“Bangabandhu provided the tea workers rights to vote, citizenship, and it cannot be that they remain landless. I will definitely provide them the land rights.”
Thus spoke the Prime Minister of Bangladesh, Sheikh Hasina in early September 2022 after her representatives had “successfully” brokered an agreement between workers of 167 tea plantations and the Tea Garden Owners Association. The workers in the tea gardens are of Dalit and Tribal (or indigenous) backgrounds who have faced discrimination historically. The Dalits are Hindu outcasts or untouchables marginalised over centuries. Generations of discrimination has meant that their livelihoods are limited to labour work in the tea gardens.

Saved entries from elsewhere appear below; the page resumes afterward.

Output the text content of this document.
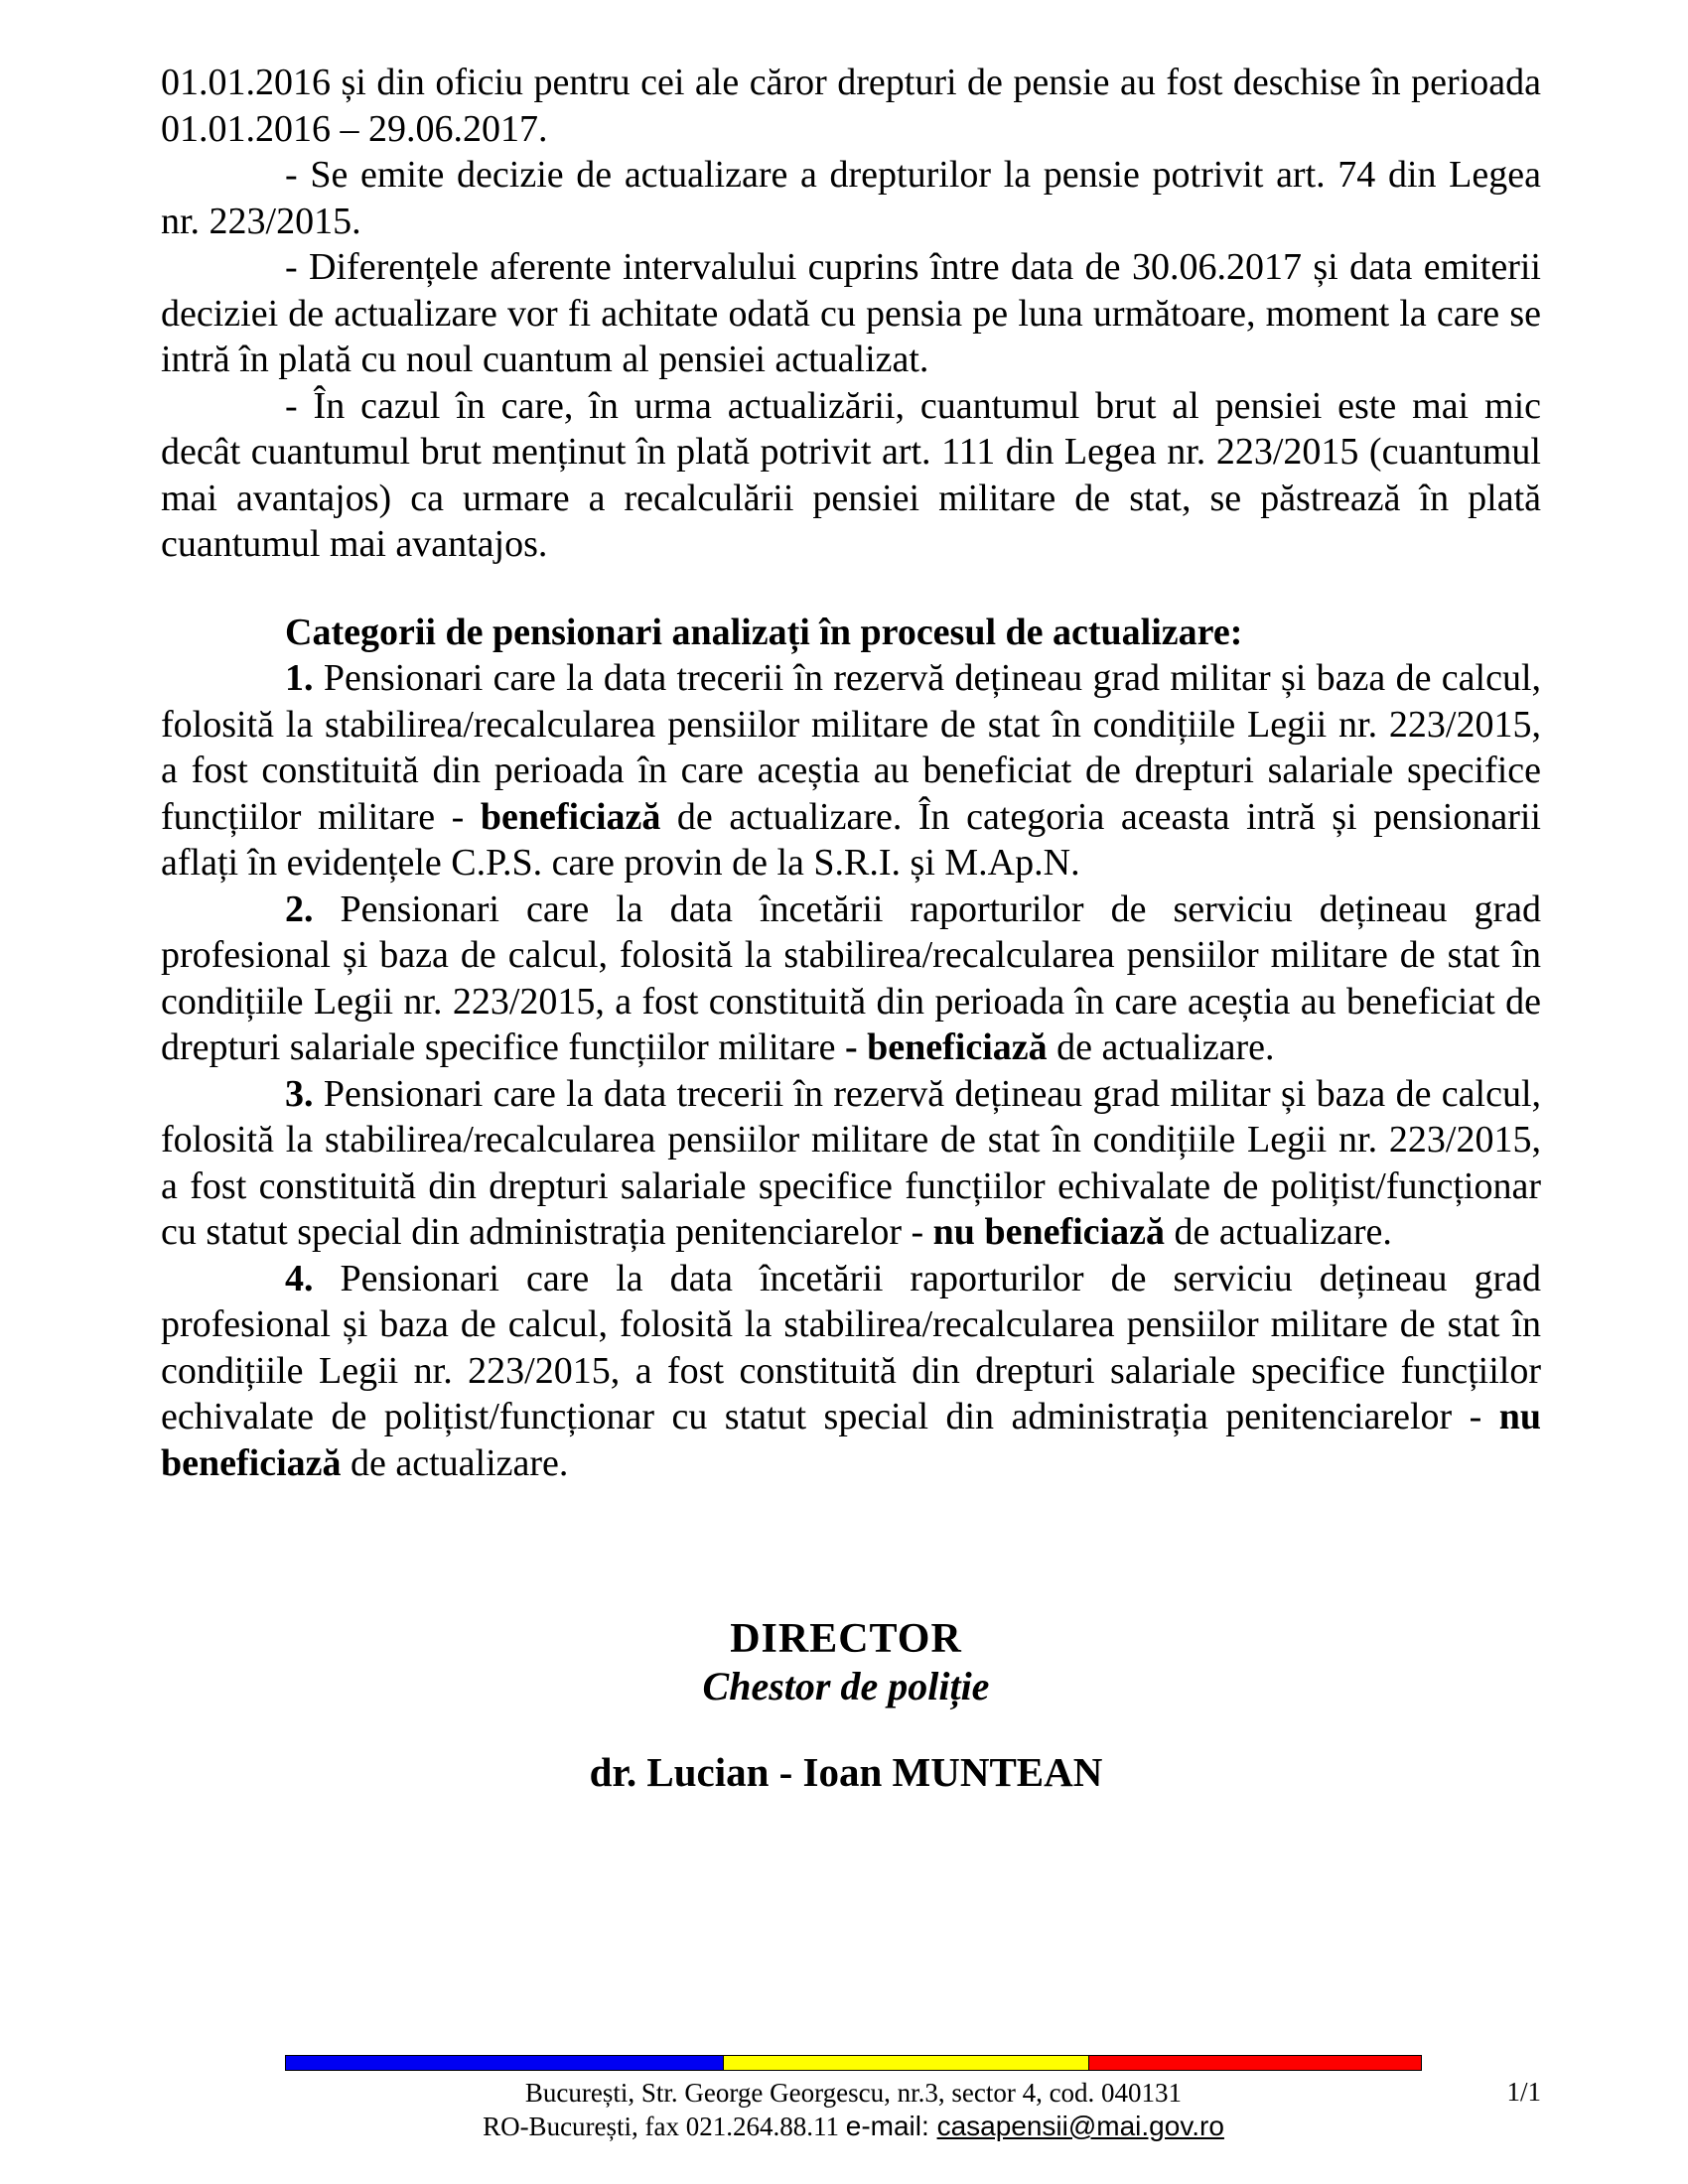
01.01.2016 și din oficiu pentru cei ale căror drepturi de pensie au fost deschise în perioada 01.01.2016 – 29.06.2017.

- Se emite decizie de actualizare a drepturilor la pensie potrivit art. 74 din Legea nr. 223/2015.

- Diferențele aferente intervalului cuprins între data de 30.06.2017 și data emiterii deciziei de actualizare vor fi achitate odată cu pensia pe luna următoare, moment la care se intră în plată cu noul cuantum al pensiei actualizat.

- În cazul în care, în urma actualizării, cuantumul brut al pensiei este mai mic decât cuantumul brut menținut în plată potrivit art. 111 din Legea nr. 223/2015 (cuantumul mai avantajos) ca urmare a recalculării pensiei militare de stat, se păstrează în plată cuantumul mai avantajos.

Categorii de pensionari analizați în procesul de actualizare:

1. Pensionari care la data trecerii în rezervă dețineau grad militar și baza de calcul, folosită la stabilirea/recalcularea pensiilor militare de stat în condițiile Legii nr. 223/2015, a fost constituită din perioada în care aceștia au beneficiat de drepturi salariale specifice funcțiilor militare - beneficiază de actualizare. În categoria aceasta intră și pensionarii aflați în evidențele C.P.S. care provin de la S.R.I. și M.Ap.N.

2. Pensionari care la data încetării raporturilor de serviciu dețineau grad profesional și baza de calcul, folosită la stabilirea/recalcularea pensiilor militare de stat în condițiile Legii nr. 223/2015, a fost constituită din perioada în care aceștia au beneficiat de drepturi salariale specifice funcțiilor militare - beneficiază de actualizare.

3. Pensionari care la data trecerii în rezervă dețineau grad militar și baza de calcul, folosită la stabilirea/recalcularea pensiilor militare de stat în condițiile Legii nr. 223/2015, a fost constituită din drepturi salariale specifice funcțiilor echivalate de polițist/funcționar cu statut special din administrația penitenciarelor - nu beneficiază de actualizare.

4. Pensionari care la data încetării raporturilor de serviciu dețineau grad profesional și baza de calcul, folosită la stabilirea/recalcularea pensiilor militare de stat în condițiile Legii nr. 223/2015, a fost constituită din drepturi salariale specifice funcțiilor echivalate de polițist/funcționar cu statut special din administrația penitenciarelor - nu beneficiază de actualizare.

DIRECTOR
Chestor de poliție
dr. Lucian - Ioan MUNTEAN
București, Str. George Georgescu, nr.3, sector 4, cod. 040131
RO-București, fax 021.264.88.11 e-mail: casapensii@mai.gov.ro
1/1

The workers had struck work demanding a wage of Bangladeshi Taka 300. But the wages have been increased by a mere 50 Bangladeshi Takas – from 120 to 170 Bangladeshi Takas. The newly settled wages ensure that Bangladesh's tea workers will continue to live well below the international extreme poverty line of US$1.90 a day. (170 Bangladeshi Taka translates to US$ 1.62.)
Unhappy with the meagre increase in their wages, Dalit women workers cite the example of Bangladeshi farm workers or entry-level garment factory workers who get 300-500 Taka for a day's work. For a reference, salt sells at about 38 Bangladeshi Takas a packet.

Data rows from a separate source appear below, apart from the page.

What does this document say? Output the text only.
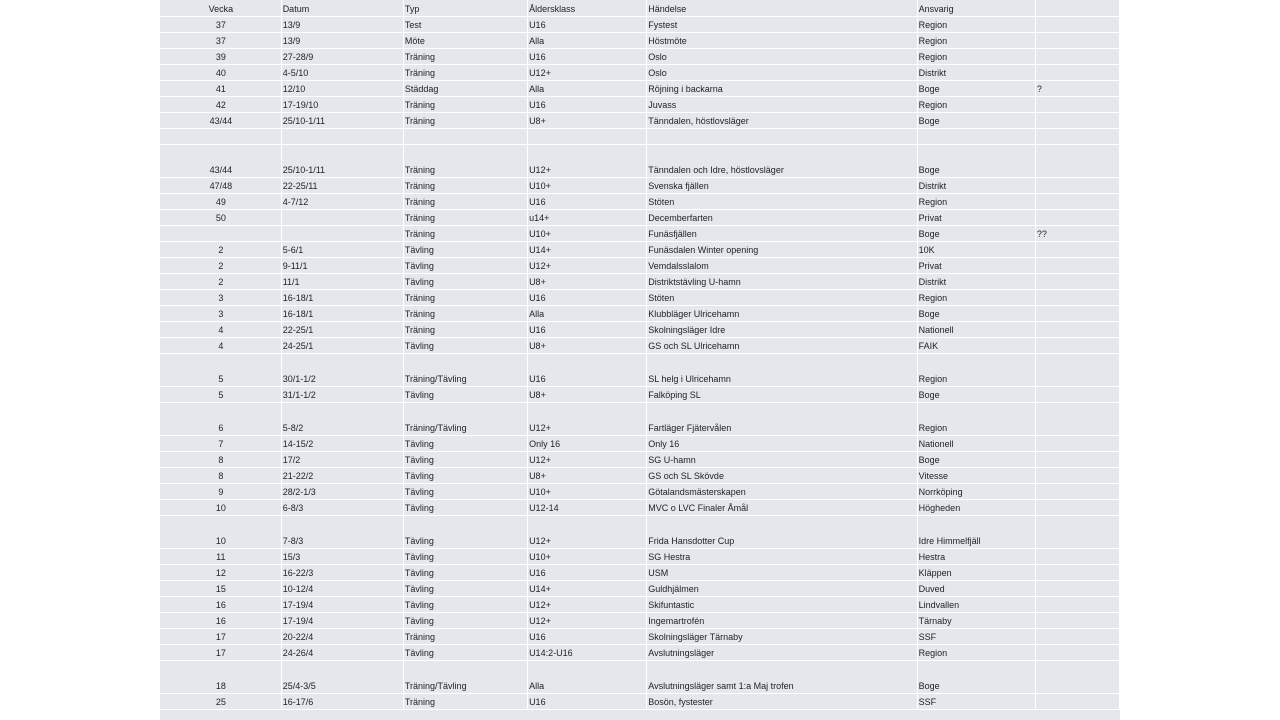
Vecka	Datum	Typ	Åldersklass	Händelse	Ansvarig	
37	13/9	Test	U16	Fystest	Region	
37	13/9	Möte	Alla	Höstmöte	Region	
39	27-28/9	Träning	U16	Oslo	Region	
40	4-5/10	Träning	U12+	Oslo	Distrikt	
41	12/10	Städdag	Alla	Röjning i backarna	Boge	?
42	17-19/10	Träning	U16	Juvass	Region	
43/44	25/10-1/11	Träning	U8+	Tänndalen, höstlovsläger	Boge	

43/44	25/10-1/11	Träning	U12+	Tänndalen och Idre, höstlovsläger	Boge	
47/48	22-25/11	Träning	U10+	Svenska fjällen	Distrikt	
49	4-7/12	Träning	U16	Stöten	Region	
50		Träning	u14+	Decemberfarten	Privat	
		Träning	U10+	Funäsfjällen	Boge	??
2	5-6/1	Tävling	U14+	Funäsdalen Winter opening	10K	
2	9-11/1	Tävling	U12+	Vemdalsslalom	Privat	
2	11/1	Tävling	U8+	Distriktstävling U-hamn	Distrikt	
3	16-18/1	Träning	U16	Stöten	Region	
3	16-18/1	Träning	Alla	Klubbläger Ulricehamn	Boge	
4	22-25/1	Träning	U16	Skolningsläger Idre	Nationell	
4	24-25/1	Tävling	U8+	GS och SL Ulricehamn	FAIK	
5	30/1-1/2	Träning/Tävling	U16	SL helg i Ulricehamn	Region	
5	31/1-1/2	Tävling	U8+	Falköping SL	Boge	
6	5-8/2	Träning/Tävling	U12+	Fartläger Fjätervålen	Region	
7	14-15/2	Tävling	Only 16	Only 16	Nationell	
8	17/2	Tävling	U12+	SG U-hamn	Boge	
8	21-22/2	Tävling	U8+	GS och SL Skövde	Vitesse	
9	28/2-1/3	Tävling	U10+	Götalandsmästerskapen	Norrköping	
10	6-8/3	Tävling	U12-14	MVC o LVC Finaler Åmål	Högheden	
10	7-8/3	Tävling	U12+	Frida Hansdotter Cup	Idre Himmelfjäll	
11	15/3	Tävling	U10+	SG Hestra	Hestra	
12	16-22/3	Tävling	U16	USM	Kläppen	
15	10-12/4	Tävling	U14+	Guldhjälmen	Duved	
16	17-19/4	Tävling	U12+	Skifuntastic	Lindvallen	
16	17-19/4	Tävling	U12+	Ingemartrofén	Tärnaby	
17	20-22/4	Träning	U16	Skolningsläger Tärnaby	SSF	
17	24-26/4	Tävling	U14:2-U16	Avslutningsläger	Region	
18	25/4-3/5	Träning/Tävling	Alla	Avslutningsläger samt 1:a Maj trofen	Boge	
25	16-17/6	Träning	U16	Bosön, fystester	SSF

The tea garden owners' association argued they were providing tea workers with other benefits like housing and medicine. But workers say that they or their parents or grandparents before them built the homes and many of these homes are in a state of disrepair for want of money. Many tea estate owners even deduct a rent from the workers' wages – as much as 77 Takas a month.

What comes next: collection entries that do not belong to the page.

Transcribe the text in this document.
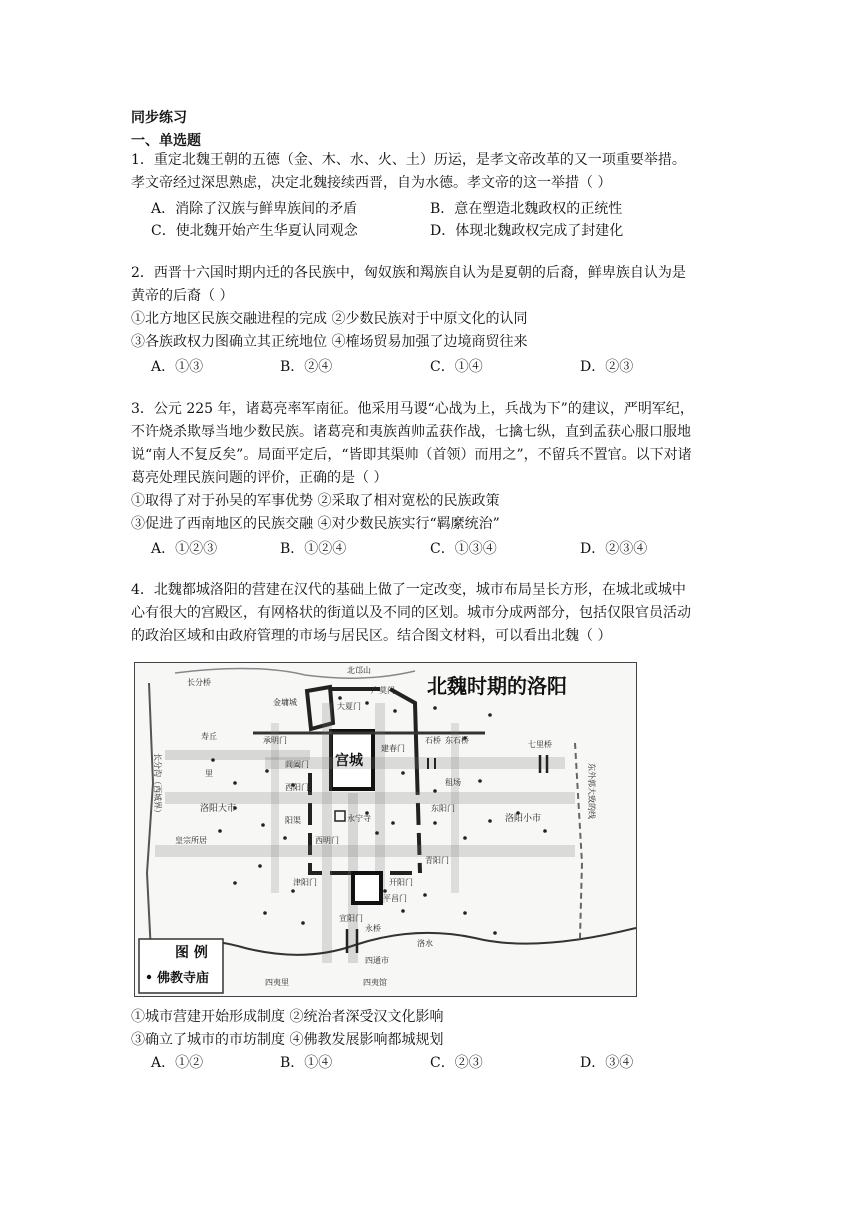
同步练习
一、单选题
1．重定北魏王朝的五德（金、木、水、火、土）历运，是孝文帝改革的又一项重要举措。
孝文帝经过深思熟虑，决定北魏接续西晋，自为水德。孝文帝的这一举措（ ）
A．消除了汉族与鲜卑族间的矛盾	B．意在塑造北魏政权的正统性
C．使北魏开始产生华夏认同观念	D．体现北魏政权完成了封建化
2．西晋十六国时期内迁的各民族中，匈奴族和羯族自认为是夏朝的后裔，鲜卑族自认为是
黄帝的后裔（ ）
①北方地区民族交融进程的完成 ②少数民族对于中原文化的认同
③各族政权力图确立其正统地位 ④榷场贸易加强了边境商贸往来
A．①③	B．②④	C．①④	D．②③
3．公元 225 年，诸葛亮率军南征。他采用马谡“心战为上，兵战为下”的建议，严明军纪，
不许烧杀欺辱当地少数民族。诸葛亮和夷族酋帅孟获作战，七擒七纵，直到孟获心服口服地
说“南人不复反矣”。局面平定后，“皆即其渠帅（首领）而用之”，不留兵不置官。以下对诸
葛亮处理民族问题的评价，正确的是（ ）
①取得了对于孙吴的军事优势 ②采取了相对宽松的民族政策
③促进了西南地区的民族交融 ④对少数民族实行“羁縻统治”
A．①②③	B．①②④	C．①③④	D．②③④
4．北魏都城洛阳的营建在汉代的基础上做了一定改变，城市布局呈长方形，在城北或城中
心有很大的宫殿区，有网格状的街道以及不同的区划。城市分成两部分，包括仅限官员活动
的政治区域和由政府管理的市场与居民区。结合图文材料，可以看出北魏（ ）
北魏时期的洛阳
北邙山
长分桥
金墉城
广莫门
大夏门
寿丘	承明门
阊阖门 宫城
建春门
石桥 东石桥	七里桥
里
西阳门
租场
东阳门
洛阳大市
洛阳小市
阳渠	永宁寺
皇宗所居	西明门
青阳门
津阳门	开阳门
平昌门
宣阳门
永桥
洛水
四通市
四夷里	四夷馆
长分沟（西城界）	东外郭大致的线
图 例
佛教寺庙
①城市营建开始形成制度 ②统治者深受汉文化影响
③确立了城市的市坊制度 ④佛教发展影响都城规划
A．①②	B．①④	C．②③	D．③④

Tea garden owners also claim that they provide medicines – but workers say that the only medicine they have access to is paracetamol. The schools the tea garden owners claim to provide are understaffed – often with just one teacher for five classrooms.
Needless to say, the tea garden owners are influential and many estate owners have connections with the ruling Awami League party.
Marginalisation drives the modern day slavery within Bangladesh's tea industry. The workers are descendants of Santhali tribal migrants from colonial India and have no alternative to working under highly exploitative conditions in the tea industry.
They are estimated to number over 100,000, working long hours for low wages, inadequate accommodation, limited education and poor healthcare facilities.
The payment system in the tea gardens (particularly for leaf pickers) promotes modern slavery: workers must achieve daily targets (typically 23 kg); else bear wage cuts – resultantly working for longer hours or dragging along their children. They work for at least eight hours a day with an hour's break for lunch – but they are even forced to work two consecutive shifts in peak seasons – at times for no extra wages.
Labour researchers have documented the lives of tea garden workers and the tales are a litany of hunger. A 2016 ILO study says that tea-estate workers are among the lowest paid workers, over 64 per cent of whom are women. The report, ‘A Study Report on Working Conditions of Tea Plantation Workers in Bangladesh' speaks of the poverty, malnutrition and illiteracy among tea garden workers.